The data preparation interface enables administrators to access a wide variety of data sources for input to the data preparation process. The SAS/ACCESS interfaces can be used to interact with database management systems (DBMS). SAS data sets and SAS Scalable Performance Data Server can be used to construct a data warehouse. These data sources are available as source data for the analytic processing that can then be performed by the SAS LASR Analytic Server. The source data must be registered in SAS metadata as libraries and tables. For information about registering libraries and tables, see SAS Intelligence Platform: Data Administration Guide.

Data Output

The unique value of the data preparation interface is that it enables administrators to add data to a data provider that is co-located with the SAS LASR Analytic Server. SAS Visual Analytics Hadoop is a co-located data provider that is available from SAS. In this case, the Hadoop Distributed File System (HDFS) is used for data output. The purpose of adding the data to a co-located data provider is that the server can read data in parallel at very impressive rates from a co-located data provider. In addition to SAS Visual Analytics Hadoop, Teradata Enterprise Data Warehouse and EMC Greenplum Data Computing Appliance are supported co-located data providers. When a third-party vendor appliance is used, the SAS/ACCESS interface for the database must be licensed and configured.
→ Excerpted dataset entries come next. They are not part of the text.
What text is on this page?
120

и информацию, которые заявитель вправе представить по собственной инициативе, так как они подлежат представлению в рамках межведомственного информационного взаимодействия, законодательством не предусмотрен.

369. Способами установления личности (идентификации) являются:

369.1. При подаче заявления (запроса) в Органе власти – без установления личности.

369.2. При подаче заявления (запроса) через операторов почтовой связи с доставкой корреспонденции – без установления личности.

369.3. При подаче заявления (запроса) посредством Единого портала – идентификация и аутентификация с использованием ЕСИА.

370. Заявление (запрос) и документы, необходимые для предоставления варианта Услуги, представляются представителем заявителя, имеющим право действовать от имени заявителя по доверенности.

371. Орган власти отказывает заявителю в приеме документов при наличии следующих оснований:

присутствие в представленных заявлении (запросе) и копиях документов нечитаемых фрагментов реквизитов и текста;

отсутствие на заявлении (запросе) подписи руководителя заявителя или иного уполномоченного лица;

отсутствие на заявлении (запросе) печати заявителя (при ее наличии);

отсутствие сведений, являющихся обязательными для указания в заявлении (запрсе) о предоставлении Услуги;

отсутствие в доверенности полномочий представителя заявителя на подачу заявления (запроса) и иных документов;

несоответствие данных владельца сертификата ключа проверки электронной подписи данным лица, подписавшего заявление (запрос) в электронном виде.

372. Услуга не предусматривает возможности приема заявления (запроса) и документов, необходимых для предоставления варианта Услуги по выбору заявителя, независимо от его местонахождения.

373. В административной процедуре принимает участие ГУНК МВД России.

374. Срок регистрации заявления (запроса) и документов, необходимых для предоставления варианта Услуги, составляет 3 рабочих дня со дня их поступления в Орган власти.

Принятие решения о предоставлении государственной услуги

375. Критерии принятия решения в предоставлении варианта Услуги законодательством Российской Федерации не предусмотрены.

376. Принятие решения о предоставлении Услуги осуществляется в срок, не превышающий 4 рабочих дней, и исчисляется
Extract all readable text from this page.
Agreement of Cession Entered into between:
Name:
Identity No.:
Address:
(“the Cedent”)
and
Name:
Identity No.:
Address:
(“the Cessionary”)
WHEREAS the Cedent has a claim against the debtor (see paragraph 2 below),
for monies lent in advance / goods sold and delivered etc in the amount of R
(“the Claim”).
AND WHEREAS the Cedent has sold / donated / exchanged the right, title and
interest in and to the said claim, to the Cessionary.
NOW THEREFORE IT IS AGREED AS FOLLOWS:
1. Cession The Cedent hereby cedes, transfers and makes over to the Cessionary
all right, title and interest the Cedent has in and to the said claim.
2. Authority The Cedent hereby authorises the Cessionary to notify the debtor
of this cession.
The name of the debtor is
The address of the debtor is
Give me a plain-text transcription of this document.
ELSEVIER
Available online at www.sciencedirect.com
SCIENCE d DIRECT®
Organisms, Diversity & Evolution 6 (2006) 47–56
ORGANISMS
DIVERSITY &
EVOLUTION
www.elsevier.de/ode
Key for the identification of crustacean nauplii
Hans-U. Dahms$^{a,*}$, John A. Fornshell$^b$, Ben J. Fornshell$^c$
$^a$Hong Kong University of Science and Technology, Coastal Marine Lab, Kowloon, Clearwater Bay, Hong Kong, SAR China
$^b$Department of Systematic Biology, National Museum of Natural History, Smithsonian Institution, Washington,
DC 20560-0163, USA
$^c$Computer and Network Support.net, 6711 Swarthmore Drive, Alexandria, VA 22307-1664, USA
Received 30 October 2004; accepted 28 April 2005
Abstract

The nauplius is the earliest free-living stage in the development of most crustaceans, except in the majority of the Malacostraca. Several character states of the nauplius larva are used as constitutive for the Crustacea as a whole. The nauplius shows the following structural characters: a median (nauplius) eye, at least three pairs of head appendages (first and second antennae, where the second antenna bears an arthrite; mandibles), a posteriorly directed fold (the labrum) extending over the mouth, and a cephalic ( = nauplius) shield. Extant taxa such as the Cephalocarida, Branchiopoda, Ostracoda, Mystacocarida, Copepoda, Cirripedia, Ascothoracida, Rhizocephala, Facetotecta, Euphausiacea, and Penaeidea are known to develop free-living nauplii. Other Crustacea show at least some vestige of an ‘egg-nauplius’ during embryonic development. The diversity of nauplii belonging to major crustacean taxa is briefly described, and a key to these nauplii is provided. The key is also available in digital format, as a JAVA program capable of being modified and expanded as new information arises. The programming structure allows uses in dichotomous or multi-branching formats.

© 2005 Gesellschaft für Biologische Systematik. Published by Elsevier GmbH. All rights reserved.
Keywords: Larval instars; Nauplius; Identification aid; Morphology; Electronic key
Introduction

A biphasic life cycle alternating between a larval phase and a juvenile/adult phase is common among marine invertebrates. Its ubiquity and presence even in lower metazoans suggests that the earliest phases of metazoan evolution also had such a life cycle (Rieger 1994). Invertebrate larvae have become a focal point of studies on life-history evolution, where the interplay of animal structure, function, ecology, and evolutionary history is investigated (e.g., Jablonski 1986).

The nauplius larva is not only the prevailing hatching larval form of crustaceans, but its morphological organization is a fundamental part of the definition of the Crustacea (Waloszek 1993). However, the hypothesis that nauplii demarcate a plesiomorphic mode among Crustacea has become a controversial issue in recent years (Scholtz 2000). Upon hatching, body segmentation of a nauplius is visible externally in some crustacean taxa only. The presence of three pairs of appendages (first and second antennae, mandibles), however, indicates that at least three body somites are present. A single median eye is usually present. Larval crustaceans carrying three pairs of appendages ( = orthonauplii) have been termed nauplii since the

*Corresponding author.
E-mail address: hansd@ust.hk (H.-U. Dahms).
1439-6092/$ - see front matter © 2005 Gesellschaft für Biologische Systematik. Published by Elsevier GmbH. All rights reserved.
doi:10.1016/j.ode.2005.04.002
Output to SAS Visual Analytics Hadoop

In addition to the performance advantage of using co-located data, when SAS Visual Analytics Hadoop is used, it provides data redundancy. By default, two copies of the data are stored in HDFS. If a machine in the cluster becomes unavailable, another machine in the cluster retrieves the data from a redundant block and loads the data into memory.
The data preparation interface distributes blocks evenly to the machines in the cluster so that all the machines acting as the server have an even workload. The block size is also optimized based on the number of machines in the cluster and the size of the data that is being stored. Before the data is transferred to HDFS, SAS software determines the number of machines in the cluster, row length, and the number of rows in the data. Using this information, SAS software calculates an optimal block size to provide an even distribution of data. However, the block size is bounded by a minimum size of 1 KB and a maximum size of 64 MB.
For very small data sets, the data is not distributed evenly. It is transferred to the root node of the cluster and then inserted into SAS Visual Analytics Hadoop. SAS Visual Analytics Hadoop then distributes the data in blocks according to the default block distribution algorithm.